Georgia-Pacific's cash generation has been significantly below expectations since the acquisition of Fort James in 2000. This, combined with a high level of debt (currently about $11.5 billion) has produced debt protection measurements that continue to be much weaker than previously envisioned, and more consistent with the revised ratings. Since the acquisition, a substantial amount of debt has been repaid using the proceeds of asset sales, an alternative that is less likely going forward. Looking forward over the near and intermediate term, a relatively weak outlook for the company's commodity products, and price competition in the tissue business, are expected to result in a low level of cash flow in relation to debt, and will inhibit meaningful debt reduction. For year-end 2002, we estimate Total Debt to EBITDA to be just under 5 times, and unless the building products operations recover to mid-cycle or above levels, we expect the leverage to remain high for at least the next several years.

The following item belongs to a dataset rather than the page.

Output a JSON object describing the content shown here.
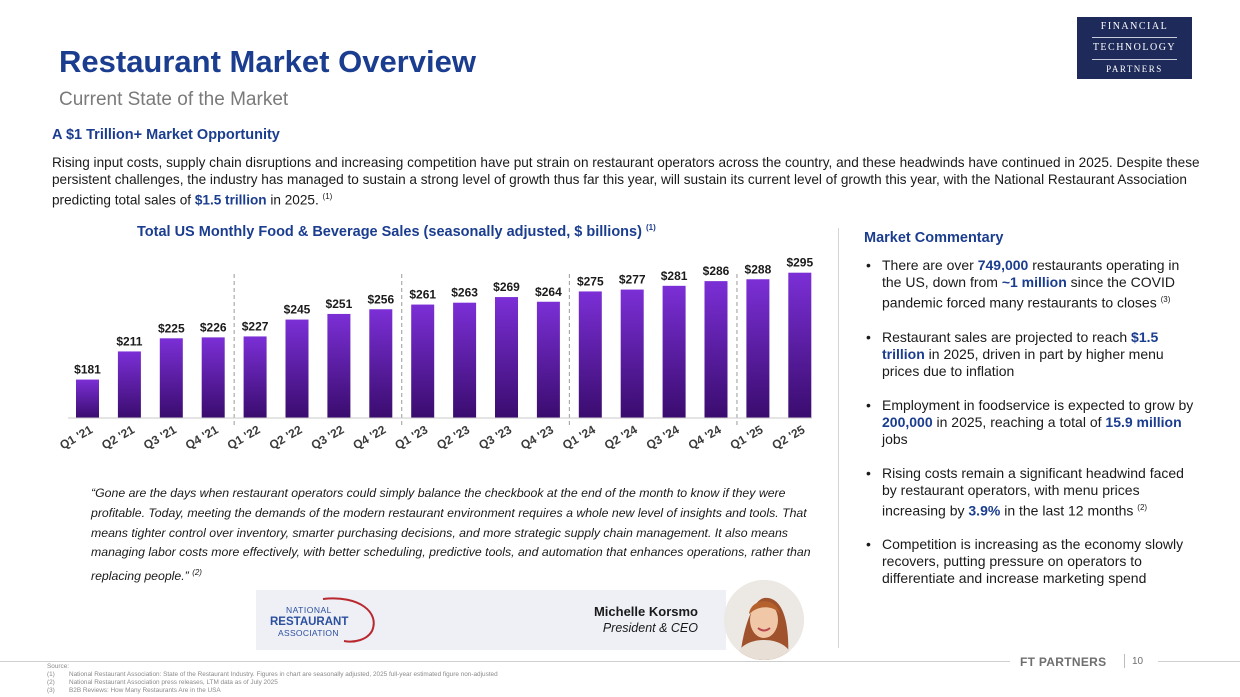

The company's debt structure includes both secured debt ($900 mm accounts receivable program), substantial debt issued at the Fort James subsidiary ($1.7 billion), and guarantees extending from Fort James and other subsidiaries to Georgia-Pacific's bank facility ($3.5 billion in total). The proposed new bond issue will be guaranteed by Fort James, but as the proceeds will go to repay existing guaranteed debt, it will not increase the amount of debt being guaranteed by Fort James. Moody's considers the relative credit quality of debt that benefits from a Fort James guarantee to be superior to debt issued by other subsidiaries without a guarantee from Fort James. The strength of Fort James' cash flows and the extra level of insulation from asbestos liabilities are the primary considerations supporting this view.
Georgia-Pacific Corporation, headquartered in Atlanta, Georgia, is one of the world's largest paper and forest products companies, and the largest producer of tissue products in North America.